Moreover, as far as I'm aware, officials would be committing illegal acts if they were to intervene surreptitiously using gold held by the government. A surreptitious indemnification of proxies would be similarly illegal I believe. Why would anyone run this kind of risk if it could just as well be done openly?

Lastly, the attached chart shows what? To my eyes this is the most normal bull market chart in the whole world. It hews to trendlines, fibo retracements, lateral supports and so forth like few other markets.

If this is the end result of someone trying to manipulate stuff I own in a downward direction, I say 'bring it on'....'more please'! They are as manipulators go the biggest bunglers ever.


On Wed, May 30, 2012 at 8:45 PM, T wrote:
H,

Respectfully, we simply disagree about the extent of manipulation in the gold and silver markets (ok, ALL markets as far as I'm concerned).

So while this trade may or may not be anything unusual, the action certainly appeared so to me.

And, I look at the size of positions key firms hold in the paper markets and while I can understand that someone needs to take the other side of the trade, it routinely appears more than just suspicious to me.

But, I'm one of those always looking for motive first, last, and always.


On 5/30/2012 1:56 PM, H wrote:

Apparently gold doesn't know it's supposed to be going down. As to volume of 6,000 contracts in a 10 minute bar - what's so strange about it? Evidently a few stops were hit. You must not forget that futures traders going long gold here are betting on a very weak looking chart reversing course. They are probably using tighter stops than they otherwise would. Also, speculators have been busy reducing longs and adding to heir shorts for five or six weeks running. It's all good, it lays the foundation for the upcoming rally.


On Wed, May 30, 2012 at 2:29 AM, T wrote:
Thought you might enjoy Jesse's take on the gold trade today.
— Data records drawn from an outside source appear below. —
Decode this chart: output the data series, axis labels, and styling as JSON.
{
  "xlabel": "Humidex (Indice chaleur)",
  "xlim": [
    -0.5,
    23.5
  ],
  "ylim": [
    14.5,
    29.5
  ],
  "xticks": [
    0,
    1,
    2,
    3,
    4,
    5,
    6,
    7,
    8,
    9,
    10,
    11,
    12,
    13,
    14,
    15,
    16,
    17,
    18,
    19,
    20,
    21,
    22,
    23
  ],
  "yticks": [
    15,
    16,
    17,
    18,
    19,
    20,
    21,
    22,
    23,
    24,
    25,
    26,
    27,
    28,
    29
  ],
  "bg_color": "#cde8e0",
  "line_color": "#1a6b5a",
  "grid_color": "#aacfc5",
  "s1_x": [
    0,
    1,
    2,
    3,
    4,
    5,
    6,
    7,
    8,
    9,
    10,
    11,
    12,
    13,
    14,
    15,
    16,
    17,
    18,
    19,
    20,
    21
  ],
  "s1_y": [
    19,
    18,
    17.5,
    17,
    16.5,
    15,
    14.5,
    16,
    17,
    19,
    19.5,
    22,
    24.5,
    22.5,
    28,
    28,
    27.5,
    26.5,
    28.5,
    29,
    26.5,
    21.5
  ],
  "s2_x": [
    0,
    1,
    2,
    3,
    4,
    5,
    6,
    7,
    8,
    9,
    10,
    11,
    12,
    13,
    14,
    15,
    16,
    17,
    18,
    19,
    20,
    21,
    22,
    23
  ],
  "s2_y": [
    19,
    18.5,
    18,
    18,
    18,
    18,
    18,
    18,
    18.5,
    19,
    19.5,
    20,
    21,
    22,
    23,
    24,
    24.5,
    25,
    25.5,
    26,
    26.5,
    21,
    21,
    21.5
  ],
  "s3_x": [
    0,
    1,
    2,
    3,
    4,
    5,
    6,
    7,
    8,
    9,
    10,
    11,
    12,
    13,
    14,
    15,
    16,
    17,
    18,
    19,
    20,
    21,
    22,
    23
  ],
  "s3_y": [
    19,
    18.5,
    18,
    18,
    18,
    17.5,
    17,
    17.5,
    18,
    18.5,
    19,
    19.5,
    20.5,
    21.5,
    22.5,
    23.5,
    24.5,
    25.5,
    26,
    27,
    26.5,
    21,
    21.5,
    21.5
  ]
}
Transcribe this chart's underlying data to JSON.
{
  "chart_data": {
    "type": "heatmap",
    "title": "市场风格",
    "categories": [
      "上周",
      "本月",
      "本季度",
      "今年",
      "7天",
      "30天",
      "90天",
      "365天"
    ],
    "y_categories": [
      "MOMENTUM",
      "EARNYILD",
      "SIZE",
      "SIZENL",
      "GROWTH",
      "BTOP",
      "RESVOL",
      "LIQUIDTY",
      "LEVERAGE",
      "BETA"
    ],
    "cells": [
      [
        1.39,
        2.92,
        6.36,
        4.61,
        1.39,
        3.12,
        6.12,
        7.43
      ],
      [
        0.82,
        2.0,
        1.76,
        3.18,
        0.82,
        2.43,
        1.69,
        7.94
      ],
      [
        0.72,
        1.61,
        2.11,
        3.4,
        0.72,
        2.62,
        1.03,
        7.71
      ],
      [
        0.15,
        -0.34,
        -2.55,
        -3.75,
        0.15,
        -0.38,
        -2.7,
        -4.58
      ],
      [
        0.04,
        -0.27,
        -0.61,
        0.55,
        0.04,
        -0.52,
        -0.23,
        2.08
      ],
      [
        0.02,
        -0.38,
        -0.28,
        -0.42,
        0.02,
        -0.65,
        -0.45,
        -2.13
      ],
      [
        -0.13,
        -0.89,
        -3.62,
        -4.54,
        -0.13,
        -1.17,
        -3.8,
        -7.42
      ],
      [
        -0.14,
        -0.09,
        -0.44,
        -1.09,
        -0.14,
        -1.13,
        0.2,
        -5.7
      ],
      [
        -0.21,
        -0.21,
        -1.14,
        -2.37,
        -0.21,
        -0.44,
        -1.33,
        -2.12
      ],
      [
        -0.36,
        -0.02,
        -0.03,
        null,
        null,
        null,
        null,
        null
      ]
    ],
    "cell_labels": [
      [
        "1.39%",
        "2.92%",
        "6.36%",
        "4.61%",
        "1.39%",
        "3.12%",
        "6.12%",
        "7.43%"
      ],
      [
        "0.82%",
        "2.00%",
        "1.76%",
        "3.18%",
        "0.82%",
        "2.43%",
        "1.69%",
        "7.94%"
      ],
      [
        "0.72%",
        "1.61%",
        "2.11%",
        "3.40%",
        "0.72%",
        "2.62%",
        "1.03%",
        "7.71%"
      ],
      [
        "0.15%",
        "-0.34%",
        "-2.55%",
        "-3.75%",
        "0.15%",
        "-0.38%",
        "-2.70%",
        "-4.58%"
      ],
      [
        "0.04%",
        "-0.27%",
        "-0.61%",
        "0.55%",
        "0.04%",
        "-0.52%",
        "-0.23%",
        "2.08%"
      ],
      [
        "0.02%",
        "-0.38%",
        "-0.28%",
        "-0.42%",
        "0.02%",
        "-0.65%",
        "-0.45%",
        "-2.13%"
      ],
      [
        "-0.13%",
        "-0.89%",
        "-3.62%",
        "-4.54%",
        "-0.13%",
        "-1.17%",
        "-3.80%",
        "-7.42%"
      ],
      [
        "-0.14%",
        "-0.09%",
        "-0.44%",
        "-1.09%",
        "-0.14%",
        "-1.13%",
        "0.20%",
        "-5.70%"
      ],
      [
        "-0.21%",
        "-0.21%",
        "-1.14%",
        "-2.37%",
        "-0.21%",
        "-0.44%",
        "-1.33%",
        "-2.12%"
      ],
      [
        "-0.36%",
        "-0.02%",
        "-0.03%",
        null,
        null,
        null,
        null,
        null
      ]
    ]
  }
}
jessescrossroadscafe.blogspot.com

"One does not drop 11,000 contracts in a ten minute period in what might be called a reasonable trade." Sure one does, if one's goal is wack the price of gold <g>

With China and the ECB hinting that more stimulus might not be coming so soon, I expect a major engineering take-down in the broad market between now and around June 15 to pave the road for, "politically correct" QEx (please insert number of choice in, "x", as I've lost count).